There has been a substantial reduction in potential cost to the taxpayer of supporting the transfer of Bulb Energy (Bulb) to a new ringfenced supplier under the Octopus Energy Limited Group (Octopus), but risks remain, a new National Audit Office (NAO) report says.
We report that the Special Administration Regime (SAR), which has been in place since November 2021, has cost taxpayers an estimated £3.02bn as of January 2023. This taxpayer funding is expected to be largely recoverable from Octopus, which will be the UK’s third-largest energy supplier when its customers are combined with that of Bulb.

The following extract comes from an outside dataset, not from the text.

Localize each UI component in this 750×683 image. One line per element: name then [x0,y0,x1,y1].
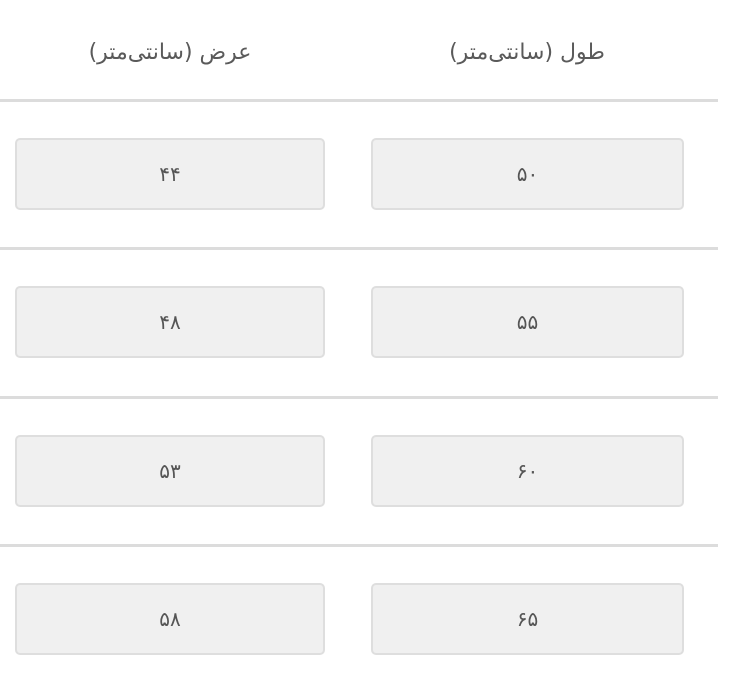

Overall, the expected net cost to the taxpayer is nil as the government has the option to recover any shortfall in taxpayer funding (after recoveries from Octopus) from energy bill payers.
The NAO’s report sets out the facts of the special administration regime and sale process and makes no assessment of the decision to take Bulb into SAR nor whether other approaches may have provided better value for money.
Following the recent machinery of government changes, responsibility for the five objectives the Department of Business, Energy & Industrial Strategy (BEIS) set itself for Bulb’s sale now rests with the new Department for Energy Security & Net Zero (DESNZ). These include:
- Ensuring Bulb customers continue to be protected
- Minimising costs to consumers
- Preventing or minimising negative impacts on the wider energy market
- Delivering the sale process
- Exiting the Special Administration Regime as quickly as possible and ensuring all costs are recovered.
BEIS supported selling Bulb over alternative options for ending the SAR, but limited interest from buyers meant the sale took 10 months to complete (from February 2022 to December 2022). Among reasons cited by other potential bidders for the lack of interest in Bulb include: wholesale price volatility; regulatory uncertainty; and that strategically it was the wrong time to invest in an energy retailer.
Three individuals from Teneo Financial Advisory Limited were appointed joint special administrators by the High Court. The administrators agreed various measures with Octopus to protect taxpayers, including ringfencing the new supplier (HiveCo), which was purchased by a wholly owned subsidiary of the Octopus group. As a result of this ringfence, Octopus will not pay management fees, issue inter-company loans or make dividend payments from HiveCo to the wider Octopus group until it has repaid taxpayer funding.
BEIS agreed to pay HiveCo’s energy costs from 21 December 2022 (following the transfer of Bulb’s customers and certain business assets and liabilities to HiveCo) until 31 March 2023 to help it manage its exposure to wholesale price volatility.
BEIS, supported by HM Treasury, instructed the administrators to adopt an energy purchasing strategy which required them to buy gas and electricity at the day-ahead wholesale price, and expressly discouraged the administrators from entering into hedges or forward purchasing agreements. This exposed taxpayers to price volatility. In November 2022 the Office for Budget Responsibility forecast a gross cost to the taxpayer of £6.5bn. The administrators now forecast gross taxpayers’ cost of £3.02bn for the Bulb process prior to recovering this funding. This substantial reduction in the gross cost is mainly due to the reduction in wholesale energy prices.
DESNZ expects to recover taxpayer support from Octopus from 2024, but this may be delayed by a year in some circumstances. DESNZ is dependent on the continued commercial success of Octopus for the repayment of these funds, and must now manage the risks to successful recovery.
“The government has met its primary objectives: protecting Bulb’s customers by maintaining their supplies, and completing its sale.
“When Bulb was taken into special administration, government took a risk on changes in wholesale energy prices. The unexpected fall in wholesale energy prices has greatly reduced the expected cost to the taxpayer.
“However, it is too early to conclude whether DESNZ will achieve all of its remaining objectives for Bulb. Several risks remain to the recovery of taxpayer funding, and depending on how well these are managed, there may remain costs to be met by household energy customers.”